Couverte d'un long voile qui, descendant jusqu'à la ceinture, cachait entièrement ses traits, elle excita vivement la curiosité publique, qu'exaspère l'incognito et qui brûle de pénétrer tout mystère. Les lions du temps tentèrent de soulever le voile, mais ces siéges n'effrayaient pas l'anonyme qui connaissait les instincts de la foule et persistait à garder ses allures mystérieuses. Si elle s'humanisa en faveur de quelques élégants indiscrets qui détruisirent un peu le charme, en proclamant la laideur de la Chanteuse voilée, elle n'en conservait pas moins son prestige sur la foule, qui contribuait à son succès en inventant des légendes dont elle était l'héroïne.
Les versions étaient nombreuses, elles se transformaient parfois ; et quand elle eut adopté une romance qui eut un certain succès, un de ces romans invraisemblables qui commencent en ballon et finissent chez les Karakalpaks, on ne douta plus qu'enlevée par des pêcheurs de corail de l'Adriatique (!) on ne l'eût vendue au sultan qui, un beau soir, lui avait jeté la fine batiste.
La romance de la Chanteuse voilée a trop la couleur du temps pour que je me refuse le plaisir de la citer tout entière aux lecteurs. La voici dans sa naïveté vieillotte :
Conseiller est chose facile ;
On dit : « Gardez bien votre honneur ».
Hélas ! écoutez quel malheur
Poursuivait la pauvre Lucile...
Oh ! venez... ouvrez-lui vos cœurs,
À cette jeune infortunée,
Qui pour l'innocence était née,
Et toujours versa tant de pleurs !
À peine au sortir de l'enfance,
Je fuyais les vœux d'un barbon ;
Voilà qu'il m'enlève en ballon,
Avec lui, seule et sans défense...
Oh ! venez... ouvrez-lui vos cœurs,
À cette jeune infortunée
Qui, vers les astres entraînée,
Dans les airs versa tant de pleurs !
j'arrive en un lointain rivage ;
Un pâtre est mon libérateur...
Survient un peuple destructeur,
Et Lucile est dans l'esclavage.
Oh ! venez... ouvrez-lui vos cœurs,
À cette jeune infortunée
Qui, dans un cachot enchaînée,
Sous terre versa tant de pleurs !
J'avais su braver la colère
D'un sombre et farouche tyran ;
Mais le jeune fils du sultan
Avait encor su mieux me plaire.
Oh ! venez... ouvrez-lui vos cœurs,
 cette jeune infortunée
Dont la cruelle destinée
Fut partout de verser des pleurs.
Le dirai-je, hélas ! j'étais mère !
Nous voulons fuir, on nous surprend ;
Un supplice affreux nous attend,
Tout est sourd à notre prière...
Oh ! venez... ouvre-lui vos cœurs,
À cette jeune infortunée
Qui pour l'innocence était née,
Et toujours versa tant de pleurs !
Cette romance peint mieux que je ne saurais le faire, le geste et le costume de la Chanteuse voilée.
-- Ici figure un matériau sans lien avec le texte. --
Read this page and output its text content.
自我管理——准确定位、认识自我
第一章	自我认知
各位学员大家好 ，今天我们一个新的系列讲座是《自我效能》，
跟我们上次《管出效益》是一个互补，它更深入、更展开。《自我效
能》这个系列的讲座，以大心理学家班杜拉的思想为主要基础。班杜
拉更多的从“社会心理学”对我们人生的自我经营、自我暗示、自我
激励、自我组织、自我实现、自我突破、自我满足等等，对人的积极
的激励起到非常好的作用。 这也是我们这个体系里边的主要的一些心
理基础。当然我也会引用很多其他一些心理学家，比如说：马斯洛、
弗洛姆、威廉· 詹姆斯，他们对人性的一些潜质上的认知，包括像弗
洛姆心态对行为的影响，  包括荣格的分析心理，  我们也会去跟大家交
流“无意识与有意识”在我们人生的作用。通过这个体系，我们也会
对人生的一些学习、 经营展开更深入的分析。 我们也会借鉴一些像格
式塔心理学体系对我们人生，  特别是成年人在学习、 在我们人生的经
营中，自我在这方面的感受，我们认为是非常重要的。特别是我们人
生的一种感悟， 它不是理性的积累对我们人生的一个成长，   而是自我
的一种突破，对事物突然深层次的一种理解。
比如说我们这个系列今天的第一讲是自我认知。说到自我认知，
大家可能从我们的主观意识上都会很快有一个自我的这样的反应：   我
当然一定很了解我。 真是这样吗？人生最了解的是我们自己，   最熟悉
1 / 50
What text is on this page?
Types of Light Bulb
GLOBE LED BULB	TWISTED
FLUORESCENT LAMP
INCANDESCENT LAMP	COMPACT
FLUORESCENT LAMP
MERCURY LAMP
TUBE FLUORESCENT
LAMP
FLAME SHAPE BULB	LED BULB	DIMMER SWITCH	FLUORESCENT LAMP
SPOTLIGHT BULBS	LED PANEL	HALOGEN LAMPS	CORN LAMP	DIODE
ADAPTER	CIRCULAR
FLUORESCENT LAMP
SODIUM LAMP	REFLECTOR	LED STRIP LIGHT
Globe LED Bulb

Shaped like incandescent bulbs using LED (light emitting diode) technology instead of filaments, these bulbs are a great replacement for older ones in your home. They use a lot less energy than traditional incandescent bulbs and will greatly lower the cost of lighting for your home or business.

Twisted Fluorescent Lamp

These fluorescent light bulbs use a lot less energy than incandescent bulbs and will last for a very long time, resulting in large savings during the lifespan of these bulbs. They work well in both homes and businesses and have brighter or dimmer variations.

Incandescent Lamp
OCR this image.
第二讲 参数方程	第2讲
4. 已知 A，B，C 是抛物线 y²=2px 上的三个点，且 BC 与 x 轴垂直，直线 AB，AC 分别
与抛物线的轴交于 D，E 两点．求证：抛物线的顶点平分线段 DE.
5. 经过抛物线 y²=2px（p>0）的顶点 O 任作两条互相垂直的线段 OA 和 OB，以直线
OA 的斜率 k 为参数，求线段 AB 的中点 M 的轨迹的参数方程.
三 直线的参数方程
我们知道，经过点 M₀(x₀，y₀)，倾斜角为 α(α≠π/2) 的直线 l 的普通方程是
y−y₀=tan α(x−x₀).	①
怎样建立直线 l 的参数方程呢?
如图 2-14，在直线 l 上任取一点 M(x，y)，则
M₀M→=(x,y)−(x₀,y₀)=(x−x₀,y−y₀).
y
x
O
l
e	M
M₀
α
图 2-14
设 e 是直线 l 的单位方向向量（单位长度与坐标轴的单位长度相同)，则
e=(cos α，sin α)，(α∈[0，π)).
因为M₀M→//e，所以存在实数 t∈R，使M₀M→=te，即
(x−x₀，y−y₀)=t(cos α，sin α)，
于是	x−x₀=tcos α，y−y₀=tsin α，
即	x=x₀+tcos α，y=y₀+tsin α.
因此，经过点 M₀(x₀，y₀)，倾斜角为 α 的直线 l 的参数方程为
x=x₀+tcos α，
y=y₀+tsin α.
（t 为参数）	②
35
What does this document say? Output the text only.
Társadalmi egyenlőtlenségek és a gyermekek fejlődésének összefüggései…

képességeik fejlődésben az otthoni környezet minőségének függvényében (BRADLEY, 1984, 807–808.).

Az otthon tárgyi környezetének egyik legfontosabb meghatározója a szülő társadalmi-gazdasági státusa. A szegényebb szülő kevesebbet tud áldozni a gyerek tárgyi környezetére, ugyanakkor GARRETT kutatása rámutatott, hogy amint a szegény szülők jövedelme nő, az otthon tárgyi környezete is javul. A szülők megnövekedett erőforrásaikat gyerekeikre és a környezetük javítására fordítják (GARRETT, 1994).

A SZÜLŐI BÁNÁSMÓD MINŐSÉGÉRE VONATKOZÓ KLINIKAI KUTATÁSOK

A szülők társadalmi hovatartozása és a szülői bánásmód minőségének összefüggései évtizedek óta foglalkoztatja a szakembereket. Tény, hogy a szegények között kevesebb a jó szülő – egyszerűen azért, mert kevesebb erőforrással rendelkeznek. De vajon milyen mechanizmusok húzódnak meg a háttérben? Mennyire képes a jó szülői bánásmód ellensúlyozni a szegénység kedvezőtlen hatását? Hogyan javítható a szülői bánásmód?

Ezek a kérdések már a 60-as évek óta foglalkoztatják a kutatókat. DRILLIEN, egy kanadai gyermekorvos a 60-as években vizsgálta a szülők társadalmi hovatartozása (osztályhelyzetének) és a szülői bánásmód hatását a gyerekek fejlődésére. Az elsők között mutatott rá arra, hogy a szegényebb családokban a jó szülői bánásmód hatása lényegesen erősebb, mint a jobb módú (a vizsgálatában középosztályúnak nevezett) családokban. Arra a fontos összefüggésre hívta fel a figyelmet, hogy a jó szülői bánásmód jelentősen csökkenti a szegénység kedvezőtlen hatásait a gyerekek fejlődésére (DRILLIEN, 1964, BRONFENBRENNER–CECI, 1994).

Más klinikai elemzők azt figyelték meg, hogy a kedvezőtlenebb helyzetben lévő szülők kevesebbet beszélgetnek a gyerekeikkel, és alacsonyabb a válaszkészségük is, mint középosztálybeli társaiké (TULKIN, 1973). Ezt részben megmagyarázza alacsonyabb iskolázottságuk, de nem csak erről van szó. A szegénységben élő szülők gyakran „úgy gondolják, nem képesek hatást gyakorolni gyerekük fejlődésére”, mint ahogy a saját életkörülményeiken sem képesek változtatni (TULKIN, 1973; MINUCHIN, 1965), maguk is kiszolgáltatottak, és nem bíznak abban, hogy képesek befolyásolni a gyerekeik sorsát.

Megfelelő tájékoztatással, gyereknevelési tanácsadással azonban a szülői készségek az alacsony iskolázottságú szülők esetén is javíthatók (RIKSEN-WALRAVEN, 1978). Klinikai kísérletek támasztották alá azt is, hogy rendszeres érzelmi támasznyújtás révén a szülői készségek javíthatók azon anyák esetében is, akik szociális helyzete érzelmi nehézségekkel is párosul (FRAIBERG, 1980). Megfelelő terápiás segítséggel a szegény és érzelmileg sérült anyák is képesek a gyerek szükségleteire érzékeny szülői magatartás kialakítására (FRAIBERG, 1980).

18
C'est une époque qui revit par son côté burlesque.
On doit constater qu'à la même époque on organisa un succès en faveur d'une autre chanteuse non voilée, qu'on nommait ainsi par opposition à notre héroïne. La chanson favorite de cette dernière était : Gusman ne connaît plus d'obstacle. Elle se tenait dans le quartier du Louvre et portait un enfant suspendu à son sein.
LA BELLE MADELEINE
Le vrai pays inexploré, celui où la curiosité du voyageur trouve toujours un aliment, où le flâneur a devant lui des perspectives infinies, est encore ce Paris que nous habitons tous sans le connaître. Les types y abondent, nous les coudoyons à chaque pas, les remarquant à peine ; ils naissent, ils meurent, et nous ne nous rappelons plus qu'un chant bizarre ou un vêtement bariolé qui venait parfois frapper nos oreilles ou nos yeux.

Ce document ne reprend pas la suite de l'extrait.